Do you think humans are the only ones who have this experience of waiting? I don’t think so. Anyone who has ever been greeted by a dog at the end of a day knows somehow they were anticipating someone’s arrival. They might not care who that someone is but their excitement says something.
Waiting can be, if we allow it, not an annoyance but a meditation. How long might it take a bud to appear? How much longer till it becomes a leaf? How long will I need to wait to see the color of tulips emerge from their winter home? How much longer until they unfold their sunburst to its fullness and then let loose their petals,dropping them to the ground below? Being present to this slow, mysterious process, a process we have no part in nor control over, can teach us much about living this precious life.
Keeping watch over the oak tree has reminded me that the two of us are in a relationship. I am witness to its living season to season and I suppose it does the same for me. Over the years I have seen its limbs bear bud and leaf and then slowly let these leaves fall to the ground below. I have followed the path of their falling knowing that their letting go signaled by own. Another season come and gone. Another one on which to wait. This oak and I have a ‘thing’ going on and I plan to stick with my part of the bargain.

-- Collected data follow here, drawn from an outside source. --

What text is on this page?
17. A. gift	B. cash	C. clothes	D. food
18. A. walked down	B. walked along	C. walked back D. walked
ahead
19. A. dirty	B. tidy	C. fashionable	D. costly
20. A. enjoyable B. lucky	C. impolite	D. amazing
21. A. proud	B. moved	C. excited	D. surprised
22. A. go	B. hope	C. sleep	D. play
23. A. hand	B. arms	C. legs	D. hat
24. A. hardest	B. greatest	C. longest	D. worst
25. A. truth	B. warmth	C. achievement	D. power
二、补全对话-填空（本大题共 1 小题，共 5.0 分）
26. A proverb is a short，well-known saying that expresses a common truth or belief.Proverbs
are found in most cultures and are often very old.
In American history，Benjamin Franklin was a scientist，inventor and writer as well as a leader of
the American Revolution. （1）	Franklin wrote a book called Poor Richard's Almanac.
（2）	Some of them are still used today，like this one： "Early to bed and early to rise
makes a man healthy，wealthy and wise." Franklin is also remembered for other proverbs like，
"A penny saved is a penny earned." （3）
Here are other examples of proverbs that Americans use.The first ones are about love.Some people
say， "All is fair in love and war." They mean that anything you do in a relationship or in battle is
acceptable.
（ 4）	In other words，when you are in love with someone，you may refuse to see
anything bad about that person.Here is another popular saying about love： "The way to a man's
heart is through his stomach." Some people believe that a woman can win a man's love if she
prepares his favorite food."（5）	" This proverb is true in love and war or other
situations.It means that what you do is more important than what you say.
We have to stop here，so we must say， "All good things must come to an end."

The buds will soon be visible and leaves will make their way into the world. That is the work of the tree. I will wait and watch and give thanks that I have the privilege of watching and waiting into one more season, one more summer, filled with its beauty.
It is an agreement we have made with one another.
I love how you put words to what we, as Minnesotan’s, have in commonality! It is a hopeful way to look at this waiting that we all do and the preciousness of it too.
I’ve been waiting for this Pause. Just love it. Profound message here. Thank you Sally.